秋乃が顔に書き込むなら「S」と書き込んだほうが良く似合う表情で笑っている。

「そりゃそうだよね。あたしらみたいなの、殺し屋でも守り屋でも、傷を負ってる人がそんな風にされたら、好きにもなるって」
「好きじゃない」
「頬を真っ赤にして何言ってんのよ。分かりやすい」

余計に顔が真っ赤になっていくのを、秋乃は滑稽そうに見ており、それがまた、プライドの高いリクにとっては恥ずかしいものだった。

「あんただって、そうでしょ」
「何が」
「最近、学校に行く時のリクの足取りが、妙に軽いんだもの」
「・・・そういうことなのか?」
「多分、そうよ」

妖艶に笑ってみせる秋乃だが、視線の奥にある光は、母親のような優しさを帯びていた。



話の一部始終を聞いていたエリカも、戸惑いながら壁から離れる。

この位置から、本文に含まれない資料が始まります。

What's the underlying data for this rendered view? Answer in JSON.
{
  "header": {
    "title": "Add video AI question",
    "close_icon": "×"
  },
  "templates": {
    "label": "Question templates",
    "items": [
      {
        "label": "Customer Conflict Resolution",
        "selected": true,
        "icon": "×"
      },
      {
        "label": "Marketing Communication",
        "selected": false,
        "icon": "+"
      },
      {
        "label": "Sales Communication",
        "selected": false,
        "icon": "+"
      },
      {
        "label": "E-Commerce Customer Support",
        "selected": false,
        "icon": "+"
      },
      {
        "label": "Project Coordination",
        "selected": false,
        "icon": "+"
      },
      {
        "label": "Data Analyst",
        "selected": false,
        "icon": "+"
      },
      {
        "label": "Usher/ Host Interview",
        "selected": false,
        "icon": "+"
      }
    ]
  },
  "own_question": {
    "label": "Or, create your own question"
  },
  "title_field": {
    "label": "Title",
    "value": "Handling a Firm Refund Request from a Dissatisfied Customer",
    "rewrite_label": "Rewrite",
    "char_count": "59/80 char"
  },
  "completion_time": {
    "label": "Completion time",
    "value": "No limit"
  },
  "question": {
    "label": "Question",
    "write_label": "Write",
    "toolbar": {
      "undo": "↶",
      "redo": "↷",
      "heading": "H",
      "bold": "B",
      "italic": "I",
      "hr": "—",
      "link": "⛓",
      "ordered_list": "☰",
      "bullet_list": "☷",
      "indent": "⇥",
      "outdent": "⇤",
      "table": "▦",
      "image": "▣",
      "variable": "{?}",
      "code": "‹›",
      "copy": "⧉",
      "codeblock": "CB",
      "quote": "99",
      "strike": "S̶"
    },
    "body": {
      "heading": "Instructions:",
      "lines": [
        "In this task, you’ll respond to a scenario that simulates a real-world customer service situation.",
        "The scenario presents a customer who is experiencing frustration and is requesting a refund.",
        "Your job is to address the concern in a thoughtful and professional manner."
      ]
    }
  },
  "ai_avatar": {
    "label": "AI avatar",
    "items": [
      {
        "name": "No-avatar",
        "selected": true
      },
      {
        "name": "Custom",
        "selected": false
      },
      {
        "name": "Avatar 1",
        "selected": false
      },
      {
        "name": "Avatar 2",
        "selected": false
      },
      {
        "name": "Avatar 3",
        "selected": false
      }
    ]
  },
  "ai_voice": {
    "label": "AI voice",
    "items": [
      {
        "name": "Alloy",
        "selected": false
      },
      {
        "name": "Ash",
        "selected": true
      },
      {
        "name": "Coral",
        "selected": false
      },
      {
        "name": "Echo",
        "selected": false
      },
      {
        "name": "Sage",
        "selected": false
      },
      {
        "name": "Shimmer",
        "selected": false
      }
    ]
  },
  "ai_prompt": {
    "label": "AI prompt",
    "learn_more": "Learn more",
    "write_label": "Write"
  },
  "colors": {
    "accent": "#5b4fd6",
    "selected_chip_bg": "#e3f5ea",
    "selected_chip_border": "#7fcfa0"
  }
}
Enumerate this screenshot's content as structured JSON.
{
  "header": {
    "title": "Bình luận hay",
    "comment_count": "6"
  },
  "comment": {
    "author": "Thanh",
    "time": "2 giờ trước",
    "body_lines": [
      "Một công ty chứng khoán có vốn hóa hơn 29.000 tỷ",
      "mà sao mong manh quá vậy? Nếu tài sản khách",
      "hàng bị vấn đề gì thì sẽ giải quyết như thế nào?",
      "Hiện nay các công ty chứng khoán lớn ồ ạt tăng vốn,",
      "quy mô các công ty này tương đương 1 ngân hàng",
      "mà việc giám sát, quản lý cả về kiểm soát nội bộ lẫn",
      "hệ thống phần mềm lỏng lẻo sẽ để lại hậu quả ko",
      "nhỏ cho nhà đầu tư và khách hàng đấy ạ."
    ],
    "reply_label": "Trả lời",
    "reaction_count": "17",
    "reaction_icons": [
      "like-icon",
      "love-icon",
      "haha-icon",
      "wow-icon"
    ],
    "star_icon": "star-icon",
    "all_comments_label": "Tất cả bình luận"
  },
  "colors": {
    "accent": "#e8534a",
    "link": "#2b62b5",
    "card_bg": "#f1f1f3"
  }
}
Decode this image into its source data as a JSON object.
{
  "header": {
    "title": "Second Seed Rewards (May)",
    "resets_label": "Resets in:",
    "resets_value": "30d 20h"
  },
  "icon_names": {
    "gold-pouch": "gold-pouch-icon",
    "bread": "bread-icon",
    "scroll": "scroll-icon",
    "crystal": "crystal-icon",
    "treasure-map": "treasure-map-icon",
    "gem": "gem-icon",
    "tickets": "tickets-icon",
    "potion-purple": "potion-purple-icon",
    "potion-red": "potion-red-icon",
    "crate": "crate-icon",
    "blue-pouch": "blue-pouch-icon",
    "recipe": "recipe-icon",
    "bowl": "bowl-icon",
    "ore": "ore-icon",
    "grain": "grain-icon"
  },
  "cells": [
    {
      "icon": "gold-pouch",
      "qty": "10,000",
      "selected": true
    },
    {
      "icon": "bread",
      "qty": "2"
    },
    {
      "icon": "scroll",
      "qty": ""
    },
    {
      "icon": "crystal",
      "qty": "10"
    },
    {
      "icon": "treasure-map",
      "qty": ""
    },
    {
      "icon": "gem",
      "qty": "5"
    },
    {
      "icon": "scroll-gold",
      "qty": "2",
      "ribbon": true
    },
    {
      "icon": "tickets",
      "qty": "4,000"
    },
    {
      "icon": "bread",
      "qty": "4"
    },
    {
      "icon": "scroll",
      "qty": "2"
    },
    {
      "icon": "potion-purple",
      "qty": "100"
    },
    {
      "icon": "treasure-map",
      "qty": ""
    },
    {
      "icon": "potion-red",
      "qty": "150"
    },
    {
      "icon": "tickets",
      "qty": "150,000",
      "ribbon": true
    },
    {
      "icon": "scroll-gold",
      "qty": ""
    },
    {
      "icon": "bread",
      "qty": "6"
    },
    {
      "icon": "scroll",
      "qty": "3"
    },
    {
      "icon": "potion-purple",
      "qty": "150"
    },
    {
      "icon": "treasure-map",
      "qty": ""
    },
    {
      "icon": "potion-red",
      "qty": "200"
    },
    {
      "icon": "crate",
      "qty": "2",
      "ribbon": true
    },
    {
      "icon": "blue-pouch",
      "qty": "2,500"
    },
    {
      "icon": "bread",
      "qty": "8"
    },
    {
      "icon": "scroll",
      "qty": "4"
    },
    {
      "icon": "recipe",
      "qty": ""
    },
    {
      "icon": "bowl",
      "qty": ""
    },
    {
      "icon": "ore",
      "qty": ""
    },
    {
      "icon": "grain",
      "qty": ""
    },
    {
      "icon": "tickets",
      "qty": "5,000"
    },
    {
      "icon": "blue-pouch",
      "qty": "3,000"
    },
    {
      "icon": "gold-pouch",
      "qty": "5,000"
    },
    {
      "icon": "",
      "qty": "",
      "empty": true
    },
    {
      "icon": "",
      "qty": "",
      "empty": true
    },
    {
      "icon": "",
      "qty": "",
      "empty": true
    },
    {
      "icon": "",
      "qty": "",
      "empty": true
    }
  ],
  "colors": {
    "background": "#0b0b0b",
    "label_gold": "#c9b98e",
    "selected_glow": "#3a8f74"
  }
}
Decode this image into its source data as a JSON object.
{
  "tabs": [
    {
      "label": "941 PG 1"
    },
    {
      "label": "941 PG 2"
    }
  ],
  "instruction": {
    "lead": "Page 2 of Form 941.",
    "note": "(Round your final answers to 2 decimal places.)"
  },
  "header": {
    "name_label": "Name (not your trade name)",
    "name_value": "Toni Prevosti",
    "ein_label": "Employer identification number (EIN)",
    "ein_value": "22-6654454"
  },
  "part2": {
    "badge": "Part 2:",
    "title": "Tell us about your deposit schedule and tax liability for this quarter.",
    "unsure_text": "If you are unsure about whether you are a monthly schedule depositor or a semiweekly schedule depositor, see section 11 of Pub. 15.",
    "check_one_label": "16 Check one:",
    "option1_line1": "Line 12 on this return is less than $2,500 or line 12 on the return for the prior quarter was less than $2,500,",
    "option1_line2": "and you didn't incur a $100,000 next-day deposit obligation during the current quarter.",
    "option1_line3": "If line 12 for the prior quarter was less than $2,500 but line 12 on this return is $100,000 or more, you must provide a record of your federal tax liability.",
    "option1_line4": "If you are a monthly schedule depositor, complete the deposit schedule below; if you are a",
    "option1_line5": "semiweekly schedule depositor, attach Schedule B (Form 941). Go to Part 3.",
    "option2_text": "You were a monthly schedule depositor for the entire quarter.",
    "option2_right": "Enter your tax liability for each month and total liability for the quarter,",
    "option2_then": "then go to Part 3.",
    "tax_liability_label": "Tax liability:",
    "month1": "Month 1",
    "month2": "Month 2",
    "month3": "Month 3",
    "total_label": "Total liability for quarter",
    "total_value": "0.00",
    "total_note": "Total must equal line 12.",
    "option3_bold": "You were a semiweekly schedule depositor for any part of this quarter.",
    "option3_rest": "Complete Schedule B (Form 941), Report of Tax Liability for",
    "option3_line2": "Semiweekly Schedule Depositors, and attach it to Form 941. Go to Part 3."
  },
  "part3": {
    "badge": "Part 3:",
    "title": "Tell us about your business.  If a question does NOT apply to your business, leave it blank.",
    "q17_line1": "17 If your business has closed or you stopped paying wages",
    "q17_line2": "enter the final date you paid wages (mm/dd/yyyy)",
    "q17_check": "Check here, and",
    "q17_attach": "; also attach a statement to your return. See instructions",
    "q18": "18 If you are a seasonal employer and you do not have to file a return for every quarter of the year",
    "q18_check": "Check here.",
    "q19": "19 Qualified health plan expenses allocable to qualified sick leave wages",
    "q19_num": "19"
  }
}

女子にとって「両想い」というのは嬉しいものだが、エリカはため息が出そうになる。

正直、喜べない。
好きなのは自分のほうからなだけだと思っていたし、何よりも、それが彼の重荷となってしまうのが胸を締め付けた。
邪魔でもそばにいて安心くらいさせてあげたいと、好きとは全く別の意志で今回付いてきた、今までも(いや、夏休みは違うが)そうだったのだが、まさか両想いということは分からなかったので、動揺する。
「仕事一筋」という言葉の似合いそうなリクの事だ。こんな複雑な思いは絶対に足を引っ張る事になってしまう。当然、支障が出ればもっと傷つく事にもなりかねない。

(何より、あの先生が何かとグチグチ言いそうやし)

矛盾しているのかどうかは不明だったが、そう言う面では足を引っ張りたくなかった。